On May 12th, the world has seen the biggest cyber-attack in Internet history! WannaCry, a ransomware worm/virus spread over the world infecting more than 200.000 systems.
Ransomware viruses are not new. The first encrypting ransomware was the ‘AIDS’ Trojan written by Joseph Popp in 1989. But we see that the popularity has increased tremendously the last years.
There are 2 types of ransomware attacks:
- The encryptors, such as WannaCry, which encrypt files on your file system making them unusable until you pay a certain amount to decrypt them.
- The crypto lockers which lock the users out of their system. Again, the hackers ask for a ransom to get the access back.
Typically, attackers target businesses for various reasons:
- Businesses have more money than home users
- The impact of the attack can disrupt the normal operation causing a massive loss of income
- There are many employees which facilitate social engineering (a method to get PC’s infected by using various techniques to convince people to open/execute your virus)
- End user computers are managed by the IT department and not always up to date making them an easy target for hackers
- Poorly implemented BYOD strategies (allowing unmanaged devices directly into the corporate realm)
Central server infrastructure can help mitigate the risks of such attacks. In a central server infrastructure, all the workload is executed on several well-managed servers and the client needs no direct access to the servers. The IT administrators can control who accesses what resources, make sure the servers are adequately patched and have up to date anti-virus software.

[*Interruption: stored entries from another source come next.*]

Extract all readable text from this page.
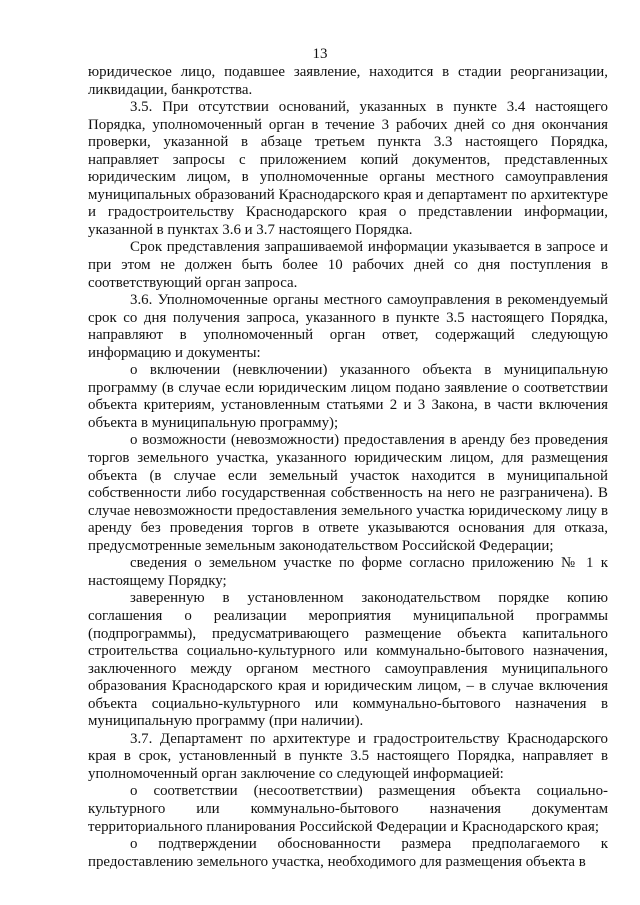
13

юридическое лицо, подавшее заявление, находится в стадии реорганизации, ликвидации, банкротства.

3.5. При отсутствии оснований, указанных в пункте 3.4 настоящего Порядка, уполномоченный орган в течение 3 рабочих дней со дня окончания проверки, указанной в абзаце третьем пункта 3.3 настоящего Порядка, направляет запросы с приложением копий документов, представленных юридическим лицом, в уполномоченные органы местного самоуправления муниципальных образований Краснодарского края и департамент по архитектуре и градостроительству Краснодарского края о представлении информации, указанной в пунктах 3.6 и 3.7 настоящего Порядка.

Срок представления запрашиваемой информации указывается в запросе и при этом не должен быть более 10 рабочих дней со дня поступления в соответствующий орган запроса.

3.6. Уполномоченные органы местного самоуправления в рекомендуемый срок со дня получения запроса, указанного в пункте 3.5 настоящего Порядка, направляют в уполномоченный орган ответ, содержащий следующую информацию и документы:

о включении (невключении) указанного объекта в муниципальную программу (в случае если юридическим лицом подано заявление о соответствии объекта критериям, установленным статьями 2 и 3 Закона, в части включения объекта в муниципальную программу);

о возможности (невозможности) предоставления в аренду без проведения торгов земельного участка, указанного юридическим лицом, для размещения объекта (в случае если земельный участок находится в муниципальной собственности либо государственная собственность на него не разграничена). В случае невозможности предоставления земельного участка юридическому лицу в аренду без проведения торгов в ответе указываются основания для отказа, предусмотренные земельным законодательством Российской Федерации;

сведения о земельном участке по форме согласно приложению № 1 к настоящему Порядку;

заверенную в установленном законодательством порядке копию соглашения о реализации мероприятия муниципальной программы (подпрограммы), предусматривающего размещение объекта капитального строительства социально-культурного или коммунально-бытового назначения, заключенного между органом местного самоуправления муниципального образования Краснодарского края и юридическим лицом, – в случае включения объекта социально-культурного или коммунально-бытового назначения в муниципальную программу (при наличии).

3.7. Департамент по архитектуре и градостроительству Краснодарского края в срок, установленный в пункте 3.5 настоящего Порядка, направляет в уполномоченный орган заключение со следующей информацией:

о соответствии (несоответствии) размещения объекта социально-культурного или коммунально-бытового назначения документам территориального планирования Российской Федерации и Краснодарского края;

о подтверждении обоснованности размера предполагаемого к предоставлению земельного участка, необходимого для размещения объекта в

Awingu is a workspace aggregator which acts as the gatekeeper towards such a central infrastructure. End users don’t need access to the file shares. They access it through their browser or their virtual applications.
In case an end user device (corporate-owned or BYOD) is infected with the virus the data is not compromised as there is no direct link towards the file servers. Furthermore, the end users can just take another machine and continue working (the only thing they need is a browser) and this way lower the loss of productivity.